Who Do You Think You Are? airs on SBS at 7.30pm on Tuesdays.

>> A life-changing show 

“There are these life-changing experiences for people that can happen when they start looking into family history,” Forster said. “It can be a case of loosening things up in the family, and they start talking about things that they have previously never discussed. Luke, for instance, feels that he has a much greater understanding of his immediate family as a result of going back generations. Greig Pickhaver, who most Australians know as HG Nelson, has found out about his mother. It was, in his words, life-changing. He feels that for the first time he can truly be himself, which is not bad after one hour of television. For him, it made him understand where his mother came from, which is something he’d previously had no idea about.

“It’s different for everyone. Geoffrey said that for him it was a bit like a thriller, and for Ray and HG it was like a boy’s own adventure. Every week you’re not sure what you’re going to get. It can be really emotional, and in some cases it can be quite an adventure to try to find out bits of information to help you get a sense of yourself. Every week is different, and there are plenty of ways that we can make it interesting. It’s not just a travel show, it’s not just a family show – it’s a combination of all that plus a lot of emotion thrown in.”

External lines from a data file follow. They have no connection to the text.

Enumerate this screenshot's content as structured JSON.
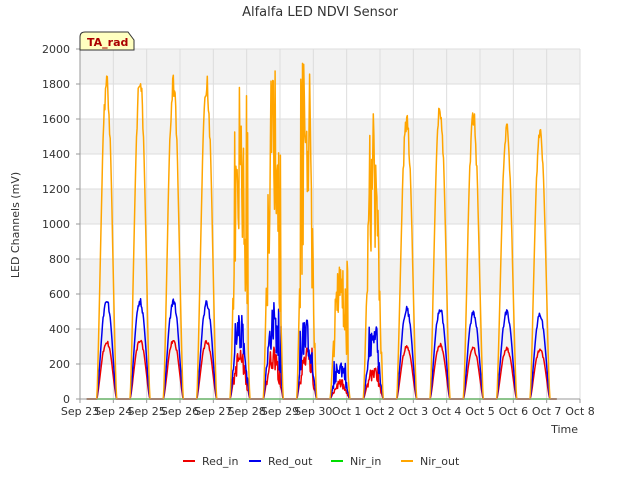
{
  "chart_data": {
    "type": "line",
    "title": "Alfalfa LED NDVI Sensor",
    "xlabel": "Time",
    "ylabel": "LED Channels (mV)",
    "ylim": [
      0,
      2000
    ],
    "xlim": [
      0,
      15
    ],
    "yticks": [
      0,
      200,
      400,
      600,
      800,
      1000,
      1200,
      1400,
      1600,
      1800,
      2000
    ],
    "xticks": [
      {
        "value": 0,
        "label": "Sep 23"
      },
      {
        "value": 1,
        "label": "Sep 24"
      },
      {
        "value": 2,
        "label": "Sep 25"
      },
      {
        "value": 3,
        "label": "Sep 26"
      },
      {
        "value": 4,
        "label": "Sep 27"
      },
      {
        "value": 5,
        "label": "Sep 28"
      },
      {
        "value": 6,
        "label": "Sep 29"
      },
      {
        "value": 7,
        "label": "Sep 30"
      },
      {
        "value": 8,
        "label": "Oct 1"
      },
      {
        "value": 9,
        "label": "Oct 2"
      },
      {
        "value": 10,
        "label": "Oct 3"
      },
      {
        "value": 11,
        "label": "Oct 4"
      },
      {
        "value": 12,
        "label": "Oct 5"
      },
      {
        "value": 13,
        "label": "Oct 6"
      },
      {
        "value": 14,
        "label": "Oct 7"
      },
      {
        "value": 15,
        "label": "Oct 8"
      }
    ],
    "grid": true,
    "annotation": "TA_rad",
    "legend_position": "bottom-center",
    "series": [
      {
        "name": "Red_in",
        "color": "#ee0000"
      },
      {
        "name": "Red_out",
        "color": "#0000ee"
      },
      {
        "name": "Nir_in",
        "color": "#00dd00"
      },
      {
        "name": "Nir_out",
        "color": "#ffa500"
      }
    ],
    "daily_peaks": {
      "days": [
        0.8,
        1.8,
        2.8,
        3.8,
        4.8,
        5.8,
        6.8,
        7.8,
        8.8,
        9.8,
        10.8,
        11.8,
        12.8,
        13.8
      ],
      "Red_in": [
        340,
        350,
        350,
        340,
        290,
        310,
        300,
        110,
        190,
        310,
        320,
        300,
        300,
        295
      ],
      "Red_out": [
        585,
        580,
        580,
        570,
        500,
        550,
        450,
        230,
        420,
        535,
        535,
        510,
        510,
        500
      ],
      "Nir_in": [
        0,
        0,
        0,
        0,
        0,
        0,
        0,
        0,
        0,
        0,
        0,
        0,
        0,
        0
      ],
      "Nir_out": [
        1870,
        1880,
        1860,
        1860,
        1780,
        1960,
        1950,
        830,
        1640,
        1650,
        1730,
        1670,
        1580,
        1585
      ]
    }
  }
}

>> The rights to Who Do You Think You Are?

Series seven of Who Do You Think You Are? will be its last produced by Artemis Films and Serendipity Productions. The Warner Brothers-owned format will be made by Eyeworks Australia as of next year. “It’s made out of Western Australia, so it’s been a big part of job creation for directors over here. It’s a bit of a disappointment for state-based productions, but onwards and upwards,” said Forster.